Como contraposición, Messora y Salaviza juegan también la carta costumbrista, poniendo en escena imágenes de la vida cotidiana de los integrantes de la tribu, desde la preparación de las comidas a la pesca en el río, y de forma principal en el último tramo del film, los ritos funerarios del padre del protagonista, que habrán de dar lugar al olvido del muerto y a centrarse en los vivos, en la peculiar, pero tan razonable filosofía de los indígenas Krahô.
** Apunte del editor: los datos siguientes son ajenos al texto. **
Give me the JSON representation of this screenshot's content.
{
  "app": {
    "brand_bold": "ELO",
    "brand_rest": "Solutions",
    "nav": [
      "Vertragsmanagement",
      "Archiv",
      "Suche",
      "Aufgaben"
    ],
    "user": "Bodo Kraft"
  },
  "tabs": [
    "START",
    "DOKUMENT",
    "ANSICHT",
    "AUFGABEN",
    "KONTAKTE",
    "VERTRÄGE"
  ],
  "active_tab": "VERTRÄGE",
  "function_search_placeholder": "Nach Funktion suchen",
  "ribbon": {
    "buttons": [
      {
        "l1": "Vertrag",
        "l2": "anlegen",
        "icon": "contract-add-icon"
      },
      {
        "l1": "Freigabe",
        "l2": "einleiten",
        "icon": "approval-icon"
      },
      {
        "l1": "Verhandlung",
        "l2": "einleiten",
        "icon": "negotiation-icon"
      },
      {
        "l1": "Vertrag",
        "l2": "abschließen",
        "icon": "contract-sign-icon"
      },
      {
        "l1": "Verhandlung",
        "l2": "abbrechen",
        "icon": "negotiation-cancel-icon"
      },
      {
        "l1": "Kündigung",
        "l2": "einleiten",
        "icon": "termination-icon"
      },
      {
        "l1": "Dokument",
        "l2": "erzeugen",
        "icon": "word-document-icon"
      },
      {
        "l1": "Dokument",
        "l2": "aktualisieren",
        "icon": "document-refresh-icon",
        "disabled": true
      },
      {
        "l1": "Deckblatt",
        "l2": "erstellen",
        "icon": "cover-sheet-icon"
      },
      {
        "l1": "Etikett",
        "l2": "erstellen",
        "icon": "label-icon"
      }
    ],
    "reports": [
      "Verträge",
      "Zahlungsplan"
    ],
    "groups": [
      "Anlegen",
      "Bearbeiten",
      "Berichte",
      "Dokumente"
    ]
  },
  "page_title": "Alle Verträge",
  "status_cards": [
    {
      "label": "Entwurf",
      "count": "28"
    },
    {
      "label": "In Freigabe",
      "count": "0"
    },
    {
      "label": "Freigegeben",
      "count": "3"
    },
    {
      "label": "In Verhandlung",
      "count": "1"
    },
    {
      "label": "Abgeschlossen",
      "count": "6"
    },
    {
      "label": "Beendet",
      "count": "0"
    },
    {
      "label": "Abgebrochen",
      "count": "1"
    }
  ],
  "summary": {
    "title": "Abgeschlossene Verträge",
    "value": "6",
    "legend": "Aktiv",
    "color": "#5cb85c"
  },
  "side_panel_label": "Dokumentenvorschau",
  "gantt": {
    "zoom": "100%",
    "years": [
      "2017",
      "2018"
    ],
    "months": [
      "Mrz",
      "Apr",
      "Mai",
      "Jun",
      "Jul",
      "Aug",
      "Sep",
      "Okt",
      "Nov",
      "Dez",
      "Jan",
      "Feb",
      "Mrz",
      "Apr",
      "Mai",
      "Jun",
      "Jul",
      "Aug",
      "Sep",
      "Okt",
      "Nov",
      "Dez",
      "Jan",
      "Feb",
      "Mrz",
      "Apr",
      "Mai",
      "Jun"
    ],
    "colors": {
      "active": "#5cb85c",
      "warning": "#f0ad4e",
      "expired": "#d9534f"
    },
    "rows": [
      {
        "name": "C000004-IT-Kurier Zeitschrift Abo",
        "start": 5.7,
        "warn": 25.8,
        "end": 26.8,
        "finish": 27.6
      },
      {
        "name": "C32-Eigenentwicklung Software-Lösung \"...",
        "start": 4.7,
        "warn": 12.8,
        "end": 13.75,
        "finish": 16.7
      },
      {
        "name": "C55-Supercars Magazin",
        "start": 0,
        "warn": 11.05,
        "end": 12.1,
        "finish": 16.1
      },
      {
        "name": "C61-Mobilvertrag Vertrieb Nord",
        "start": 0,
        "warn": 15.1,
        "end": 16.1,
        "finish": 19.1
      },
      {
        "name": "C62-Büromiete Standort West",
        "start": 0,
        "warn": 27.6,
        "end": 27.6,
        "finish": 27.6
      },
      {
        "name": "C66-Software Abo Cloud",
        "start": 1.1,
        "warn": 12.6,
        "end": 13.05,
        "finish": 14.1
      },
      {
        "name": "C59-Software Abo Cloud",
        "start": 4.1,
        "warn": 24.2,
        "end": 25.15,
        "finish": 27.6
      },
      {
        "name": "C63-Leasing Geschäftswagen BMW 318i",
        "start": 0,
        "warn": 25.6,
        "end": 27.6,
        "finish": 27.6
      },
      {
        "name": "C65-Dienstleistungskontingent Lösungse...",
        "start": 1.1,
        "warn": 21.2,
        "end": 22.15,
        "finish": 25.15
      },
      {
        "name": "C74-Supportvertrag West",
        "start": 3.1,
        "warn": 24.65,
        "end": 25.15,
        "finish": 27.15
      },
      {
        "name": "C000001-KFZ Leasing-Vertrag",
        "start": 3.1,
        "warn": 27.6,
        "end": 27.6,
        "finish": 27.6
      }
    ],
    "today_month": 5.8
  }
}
También contraponen los directores el ambiente lleno de gracia de la selva, donde todo es puro, con la estancia de Ihjâc en la ciudad, con largos tiempos muertos en los que no se hace nada, o lo que se hacen son banalidades como jugar a vídeojuegos, un mundo donde la burocracia, el egoísmo y las estupideces del mundo moderno no casan con las necesidades del muchacho que no quería ser chamán.
Es notable cómo los directores hacen que los humanos aborígenes y los animales se interrelacionen con total normalidad, como iguales moradores de la selva, de la Tierra, en la que no hay prelación de superioridad entre especies, todo ello en la inmensa Amazonía, bellísima y verdérrima, que como queda dicho es un personaje más, lleno de fuerza, en una historia callada, con un halo de misterio natural, de misterio lleno de gracia y armonía.
En puridad un documento etnográfico, aunque en clave de ficción, El canto de la selva se cierra con una imagen estática, bellísima como toda la película, que enlaza con la del comienzo, y que concluye, de forma abierta aunque ominosa, la peripecia de aquel adolescente, ya esposo y padre (los plazos vitales en la selva corren mucho, quizá demasiado: o quizá sea el tiempo natural del ser humano, que hemos desquiciado con la civilización), que quería ser uno más en su tribu, vivir día a día, ver crecer a su hijo, ser razonablemente feliz.